On January 7, the former Siemens subsidiary SIPLACE officially became a part of ASM Pacific Technology. Under the new name ASM Assembly Systems.
The announcement of the SIPLACE sale in the summer of 2010 made it sound as if the unwanted stepchild of Siemens is becoming the new member of the family that ASM Pacific Technology was looking for.
We would think that this merge is a nice analogy, with a kernel of truth. Siemens indeed had not considered its placement machine business to be part of its core activities for quite some time.
In ASMPT they found an industrial investor who is intimately familiar with the extremely dynamic and cyclical electronics industry and is obviously very comfortable in this environment. Both, were prepared for this transfer, both mentally and by restructuring themselves and adopting a very lean and flexible global cluster organization.
The management and the employees of SIPLACE and ASMPT place similar emphasis on innovation, engineering exellence and quality. In short they fit well together, as has become even more apparent over the last very hectic and active months. They are looking to the future with a great deal of enthusiasm and confidence.
ASMPT has advanced in past decade and since 2002 became a World No.1 supplier of machines and systems in the chip assembly, wire bonding and packaging fields while these markets were developing. In the meantime, the entire electronics production field has evolved into a mature and highly competitive warfield. Entering into adjacent markets such as SMT placement from nowhere and only with their own resources would not be advisable. That's why the purchase of SIPLACE makes so much strategic sense for ASMPT.
In the future, the back-end processes being served by ASM’s machines will increasingly merge with the SMT placement processes – the success of SIPLACE CA with its ability to place bare dies and flip-chips directly from the wafer is a prime indicator of this trend. At the same time, both ASMPT and SIPLACE are better positioned for this development than their competitors. Customers want efficient solutions that require experience and skills in both the back-end and front-end segments of electronics production. ASM and SIPLACE will be able to offer these in the future.

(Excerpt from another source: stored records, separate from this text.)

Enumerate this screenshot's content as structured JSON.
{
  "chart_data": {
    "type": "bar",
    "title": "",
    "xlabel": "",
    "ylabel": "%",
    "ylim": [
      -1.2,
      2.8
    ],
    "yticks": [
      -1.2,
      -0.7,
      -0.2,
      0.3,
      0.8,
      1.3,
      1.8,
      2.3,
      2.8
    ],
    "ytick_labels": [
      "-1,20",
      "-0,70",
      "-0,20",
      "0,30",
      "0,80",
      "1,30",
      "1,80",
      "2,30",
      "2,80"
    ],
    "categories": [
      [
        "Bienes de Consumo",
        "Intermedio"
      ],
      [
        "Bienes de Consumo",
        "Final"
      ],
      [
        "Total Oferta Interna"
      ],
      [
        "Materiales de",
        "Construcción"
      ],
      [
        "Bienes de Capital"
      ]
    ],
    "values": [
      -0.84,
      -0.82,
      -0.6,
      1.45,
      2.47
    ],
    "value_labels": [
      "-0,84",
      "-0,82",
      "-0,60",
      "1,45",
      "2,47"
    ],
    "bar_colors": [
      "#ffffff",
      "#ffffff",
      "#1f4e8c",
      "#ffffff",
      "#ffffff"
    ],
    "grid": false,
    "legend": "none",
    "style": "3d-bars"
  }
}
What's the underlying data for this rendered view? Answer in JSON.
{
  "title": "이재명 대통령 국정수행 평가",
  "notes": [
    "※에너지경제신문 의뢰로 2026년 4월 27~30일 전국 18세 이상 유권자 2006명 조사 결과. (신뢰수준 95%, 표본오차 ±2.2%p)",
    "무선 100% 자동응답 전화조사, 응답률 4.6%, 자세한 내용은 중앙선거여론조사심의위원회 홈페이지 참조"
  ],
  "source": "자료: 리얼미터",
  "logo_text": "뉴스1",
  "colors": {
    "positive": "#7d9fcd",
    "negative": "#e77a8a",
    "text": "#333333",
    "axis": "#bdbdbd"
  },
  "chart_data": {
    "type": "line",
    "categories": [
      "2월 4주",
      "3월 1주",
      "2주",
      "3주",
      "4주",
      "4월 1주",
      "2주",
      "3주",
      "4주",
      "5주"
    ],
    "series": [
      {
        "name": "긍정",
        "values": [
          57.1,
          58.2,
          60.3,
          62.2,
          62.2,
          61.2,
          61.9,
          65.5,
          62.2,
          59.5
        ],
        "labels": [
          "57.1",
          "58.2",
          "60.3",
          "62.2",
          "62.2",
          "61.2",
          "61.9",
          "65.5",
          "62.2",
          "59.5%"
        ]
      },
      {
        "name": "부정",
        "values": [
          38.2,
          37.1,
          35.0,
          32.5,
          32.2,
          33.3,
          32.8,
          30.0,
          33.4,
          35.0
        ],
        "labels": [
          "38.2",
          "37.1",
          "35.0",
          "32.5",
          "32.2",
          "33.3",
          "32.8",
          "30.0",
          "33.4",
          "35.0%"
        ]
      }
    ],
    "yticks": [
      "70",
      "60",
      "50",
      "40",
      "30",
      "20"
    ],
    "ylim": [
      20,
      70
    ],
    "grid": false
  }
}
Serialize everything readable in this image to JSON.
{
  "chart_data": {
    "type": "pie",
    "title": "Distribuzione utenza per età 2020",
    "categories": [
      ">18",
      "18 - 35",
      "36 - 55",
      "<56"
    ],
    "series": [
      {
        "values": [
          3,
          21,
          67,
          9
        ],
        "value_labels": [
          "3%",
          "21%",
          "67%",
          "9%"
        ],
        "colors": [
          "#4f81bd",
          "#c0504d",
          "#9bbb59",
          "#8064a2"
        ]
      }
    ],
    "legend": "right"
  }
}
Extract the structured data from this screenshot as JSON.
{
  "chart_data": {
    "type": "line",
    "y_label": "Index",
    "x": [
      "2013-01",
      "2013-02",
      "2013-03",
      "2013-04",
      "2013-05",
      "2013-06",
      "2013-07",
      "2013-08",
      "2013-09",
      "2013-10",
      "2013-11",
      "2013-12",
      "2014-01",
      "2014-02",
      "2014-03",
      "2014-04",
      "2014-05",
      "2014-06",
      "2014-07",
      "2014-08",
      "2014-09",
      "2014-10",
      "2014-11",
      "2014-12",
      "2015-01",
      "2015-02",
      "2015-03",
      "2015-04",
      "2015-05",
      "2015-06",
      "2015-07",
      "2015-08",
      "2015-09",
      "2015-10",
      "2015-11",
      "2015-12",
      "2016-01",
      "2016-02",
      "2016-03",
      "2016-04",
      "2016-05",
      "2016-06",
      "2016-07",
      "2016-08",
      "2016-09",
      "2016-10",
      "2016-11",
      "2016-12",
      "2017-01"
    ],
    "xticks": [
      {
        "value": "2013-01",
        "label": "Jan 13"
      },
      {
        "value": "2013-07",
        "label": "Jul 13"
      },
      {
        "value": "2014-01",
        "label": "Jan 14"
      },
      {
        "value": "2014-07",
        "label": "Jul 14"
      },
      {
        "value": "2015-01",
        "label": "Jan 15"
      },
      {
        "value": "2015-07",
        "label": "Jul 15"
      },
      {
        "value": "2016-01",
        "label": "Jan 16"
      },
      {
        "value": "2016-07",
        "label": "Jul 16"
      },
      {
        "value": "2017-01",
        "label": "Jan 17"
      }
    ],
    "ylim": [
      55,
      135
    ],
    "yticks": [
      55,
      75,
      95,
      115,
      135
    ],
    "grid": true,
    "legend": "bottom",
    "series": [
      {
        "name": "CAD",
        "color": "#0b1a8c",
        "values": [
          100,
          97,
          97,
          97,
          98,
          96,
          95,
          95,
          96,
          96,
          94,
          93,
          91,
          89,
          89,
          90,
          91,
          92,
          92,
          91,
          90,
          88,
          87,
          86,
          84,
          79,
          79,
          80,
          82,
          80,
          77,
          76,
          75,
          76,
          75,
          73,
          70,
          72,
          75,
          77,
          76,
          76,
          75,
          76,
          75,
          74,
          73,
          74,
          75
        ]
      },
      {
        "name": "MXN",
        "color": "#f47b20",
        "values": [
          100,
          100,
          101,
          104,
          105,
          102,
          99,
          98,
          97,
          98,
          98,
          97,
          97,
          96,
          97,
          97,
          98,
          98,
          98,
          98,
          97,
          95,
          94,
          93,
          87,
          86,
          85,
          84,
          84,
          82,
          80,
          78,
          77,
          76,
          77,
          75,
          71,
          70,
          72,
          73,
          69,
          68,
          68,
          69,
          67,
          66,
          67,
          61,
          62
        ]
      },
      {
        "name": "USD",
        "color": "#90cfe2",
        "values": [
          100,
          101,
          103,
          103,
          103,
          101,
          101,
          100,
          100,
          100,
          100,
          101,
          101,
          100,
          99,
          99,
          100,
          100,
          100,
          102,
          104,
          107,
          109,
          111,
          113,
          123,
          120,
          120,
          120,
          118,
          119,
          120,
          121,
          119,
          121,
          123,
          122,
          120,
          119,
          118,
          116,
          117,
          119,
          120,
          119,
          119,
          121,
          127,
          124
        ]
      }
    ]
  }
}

The two companies also complement each other in their regional focus. ASMPT has most of its customers in Asian markets, while SIPLACE contributes its market leadership in Europe, the Americas and with global key accounts. When managers talk about synergies in connection with a merger or acquisition, they usually mean saving costs by eliminating redundancies. With their two companies it’s different: the acquisition of SIPLACE focuses on generating growth for both companies. Both of them want to move full speed ahead.
We would expect that the new team would be leading the world in supplying World class equipment for this Electronics Assembly in meeting the demand of the fast growing consumer electronics, Automobile, Medical and lighting industries.